New Sample Complexity Bounds for (Regularized) Sample Average Approximation in Several Heavy-Tailed, Non-Lipschitzian, and High-Dimensional Cases

We study the sample complexity of sample average approximation (SAA) and its simple variations, referred to as the regularized SAA (RSAA), in solving convex and strongly convex stochastic programming (SP) problems under heavy-tailed-ness, non-Lipschitz-ness, and/or high dimensionality. The presence of such irregularities underscores critical vacua in the literature. In response, this paper presents three sets of results: First, we show that the (R)SAA is effective even if the objective function is not necessarily Lipschitz and the underlying distribution admits some bounded central moments only at (near-)optimal solutions. Second, when the SP's objective function is the sum of a smooth term and a Lipschitz term, we prove that the (R)SAA's sample complexity is completely independent from any complexity measures (e.g., the covering number) of the feasible region. Third, we explicate the (R)SAA's sample complexities with regard to the dependence on dimensionality $d$: When some $p$th ($p\geq 2$) central moment of the underlying distribution is bounded, we show that the required sample size grows at a rate no worse than $\mathcal O\left(p d^{2/p}\right)$ under any one of the three structural assumptions: (i) strong convexity w.r.t. the $q$-norm ($q\geq 1$); (ii) the combination of restricted strong convexity and sparsity; and (iii) a dimension-insensitive $q$-norm of an optimal solution.

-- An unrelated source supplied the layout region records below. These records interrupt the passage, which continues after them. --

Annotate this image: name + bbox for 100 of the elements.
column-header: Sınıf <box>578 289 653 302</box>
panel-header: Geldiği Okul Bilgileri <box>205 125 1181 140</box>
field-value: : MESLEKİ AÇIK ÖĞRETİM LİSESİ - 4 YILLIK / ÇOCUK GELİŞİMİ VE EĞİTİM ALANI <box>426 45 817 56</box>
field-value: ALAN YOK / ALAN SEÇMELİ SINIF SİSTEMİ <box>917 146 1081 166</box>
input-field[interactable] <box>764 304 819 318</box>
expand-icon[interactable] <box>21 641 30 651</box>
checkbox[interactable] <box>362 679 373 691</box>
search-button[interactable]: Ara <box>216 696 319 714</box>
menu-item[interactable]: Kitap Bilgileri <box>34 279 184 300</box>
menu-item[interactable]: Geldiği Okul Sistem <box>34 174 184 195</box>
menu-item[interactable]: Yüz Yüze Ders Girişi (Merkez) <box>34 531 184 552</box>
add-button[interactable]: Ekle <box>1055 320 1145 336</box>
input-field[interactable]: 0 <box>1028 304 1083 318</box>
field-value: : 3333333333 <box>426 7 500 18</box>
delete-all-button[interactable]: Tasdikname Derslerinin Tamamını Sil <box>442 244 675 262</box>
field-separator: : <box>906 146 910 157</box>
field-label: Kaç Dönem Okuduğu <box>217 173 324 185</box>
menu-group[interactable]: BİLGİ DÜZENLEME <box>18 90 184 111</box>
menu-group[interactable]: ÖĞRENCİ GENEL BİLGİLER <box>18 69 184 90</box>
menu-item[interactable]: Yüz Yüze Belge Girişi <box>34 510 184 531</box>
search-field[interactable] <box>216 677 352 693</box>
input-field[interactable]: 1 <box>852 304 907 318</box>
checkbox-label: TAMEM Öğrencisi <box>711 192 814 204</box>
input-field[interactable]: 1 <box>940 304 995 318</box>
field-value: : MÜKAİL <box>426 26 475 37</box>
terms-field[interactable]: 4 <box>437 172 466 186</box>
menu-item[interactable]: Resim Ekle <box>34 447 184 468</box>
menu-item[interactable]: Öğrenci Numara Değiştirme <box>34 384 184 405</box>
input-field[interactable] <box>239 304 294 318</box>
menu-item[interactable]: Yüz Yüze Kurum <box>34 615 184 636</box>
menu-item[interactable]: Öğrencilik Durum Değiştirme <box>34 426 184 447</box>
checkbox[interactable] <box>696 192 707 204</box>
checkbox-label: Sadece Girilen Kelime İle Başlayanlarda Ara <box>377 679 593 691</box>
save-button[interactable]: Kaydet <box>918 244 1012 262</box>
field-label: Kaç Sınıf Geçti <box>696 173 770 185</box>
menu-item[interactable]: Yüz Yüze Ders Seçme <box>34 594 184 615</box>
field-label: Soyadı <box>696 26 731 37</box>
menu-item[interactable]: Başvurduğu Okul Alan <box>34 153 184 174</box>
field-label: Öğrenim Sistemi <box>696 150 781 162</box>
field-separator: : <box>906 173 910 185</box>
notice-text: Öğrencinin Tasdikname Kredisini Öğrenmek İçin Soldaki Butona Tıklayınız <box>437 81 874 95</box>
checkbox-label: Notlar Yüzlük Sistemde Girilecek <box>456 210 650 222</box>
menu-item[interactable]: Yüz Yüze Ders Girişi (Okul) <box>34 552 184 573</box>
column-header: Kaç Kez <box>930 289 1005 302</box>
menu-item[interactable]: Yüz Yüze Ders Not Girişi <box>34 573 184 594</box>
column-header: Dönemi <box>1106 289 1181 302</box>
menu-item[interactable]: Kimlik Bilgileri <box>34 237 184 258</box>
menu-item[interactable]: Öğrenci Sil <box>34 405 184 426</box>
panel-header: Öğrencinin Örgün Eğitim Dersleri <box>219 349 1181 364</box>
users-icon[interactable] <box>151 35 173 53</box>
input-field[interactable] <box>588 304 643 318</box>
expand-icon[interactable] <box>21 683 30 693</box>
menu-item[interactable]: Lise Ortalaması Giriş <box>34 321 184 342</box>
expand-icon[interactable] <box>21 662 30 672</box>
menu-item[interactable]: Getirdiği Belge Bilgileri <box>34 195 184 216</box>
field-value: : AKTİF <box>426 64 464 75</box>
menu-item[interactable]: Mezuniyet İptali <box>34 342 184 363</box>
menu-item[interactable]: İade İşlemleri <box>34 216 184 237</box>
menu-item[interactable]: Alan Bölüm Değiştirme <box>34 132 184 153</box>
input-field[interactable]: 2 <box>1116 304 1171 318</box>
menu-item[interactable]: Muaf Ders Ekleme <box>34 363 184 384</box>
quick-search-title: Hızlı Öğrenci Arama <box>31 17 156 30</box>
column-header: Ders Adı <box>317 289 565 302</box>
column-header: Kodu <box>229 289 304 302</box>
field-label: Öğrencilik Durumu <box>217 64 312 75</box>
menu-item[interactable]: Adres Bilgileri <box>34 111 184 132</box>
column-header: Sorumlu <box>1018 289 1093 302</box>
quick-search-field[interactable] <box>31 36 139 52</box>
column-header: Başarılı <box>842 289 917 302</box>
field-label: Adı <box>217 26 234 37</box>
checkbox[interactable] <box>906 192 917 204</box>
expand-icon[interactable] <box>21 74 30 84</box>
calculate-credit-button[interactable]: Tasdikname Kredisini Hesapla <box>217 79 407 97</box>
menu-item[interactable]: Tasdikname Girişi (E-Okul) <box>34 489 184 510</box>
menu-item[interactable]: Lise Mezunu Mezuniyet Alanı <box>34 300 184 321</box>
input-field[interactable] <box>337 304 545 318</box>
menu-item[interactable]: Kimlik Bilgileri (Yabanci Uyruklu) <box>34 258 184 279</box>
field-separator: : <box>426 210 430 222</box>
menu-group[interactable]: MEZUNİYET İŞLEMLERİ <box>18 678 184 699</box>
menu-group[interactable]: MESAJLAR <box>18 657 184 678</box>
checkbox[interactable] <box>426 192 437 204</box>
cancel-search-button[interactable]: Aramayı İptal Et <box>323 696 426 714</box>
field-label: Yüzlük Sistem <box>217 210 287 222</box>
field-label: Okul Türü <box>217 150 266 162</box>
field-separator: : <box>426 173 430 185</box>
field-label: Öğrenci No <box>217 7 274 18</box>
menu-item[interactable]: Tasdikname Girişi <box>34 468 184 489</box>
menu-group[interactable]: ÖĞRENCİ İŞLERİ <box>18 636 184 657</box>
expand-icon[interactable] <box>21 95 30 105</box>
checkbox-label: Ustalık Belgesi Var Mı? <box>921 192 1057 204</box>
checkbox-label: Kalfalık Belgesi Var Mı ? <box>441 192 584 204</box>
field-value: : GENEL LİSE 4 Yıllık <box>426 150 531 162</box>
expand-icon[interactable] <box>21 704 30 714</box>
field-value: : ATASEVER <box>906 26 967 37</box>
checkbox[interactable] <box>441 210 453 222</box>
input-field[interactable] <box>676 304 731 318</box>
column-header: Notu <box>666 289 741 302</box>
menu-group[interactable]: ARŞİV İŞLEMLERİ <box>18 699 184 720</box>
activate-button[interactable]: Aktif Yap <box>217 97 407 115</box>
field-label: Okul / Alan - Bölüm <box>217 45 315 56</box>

In both cases of (i) and (iii), it is further required that $p\leq q/(q-1)$. As a direct implication, the (R)SAA's complexity becomes (poly-)logarithmic in $d$, whenever $p\geq c\cdot \ln d$ is admissible for some constant $c>0$. These new results deviate from the SAA's typical sample complexities that grow polynomially with $d$. Part of our proof is based on the average-replace-one (RO) stability, which appears to be novel for the (R)SAA's analyses.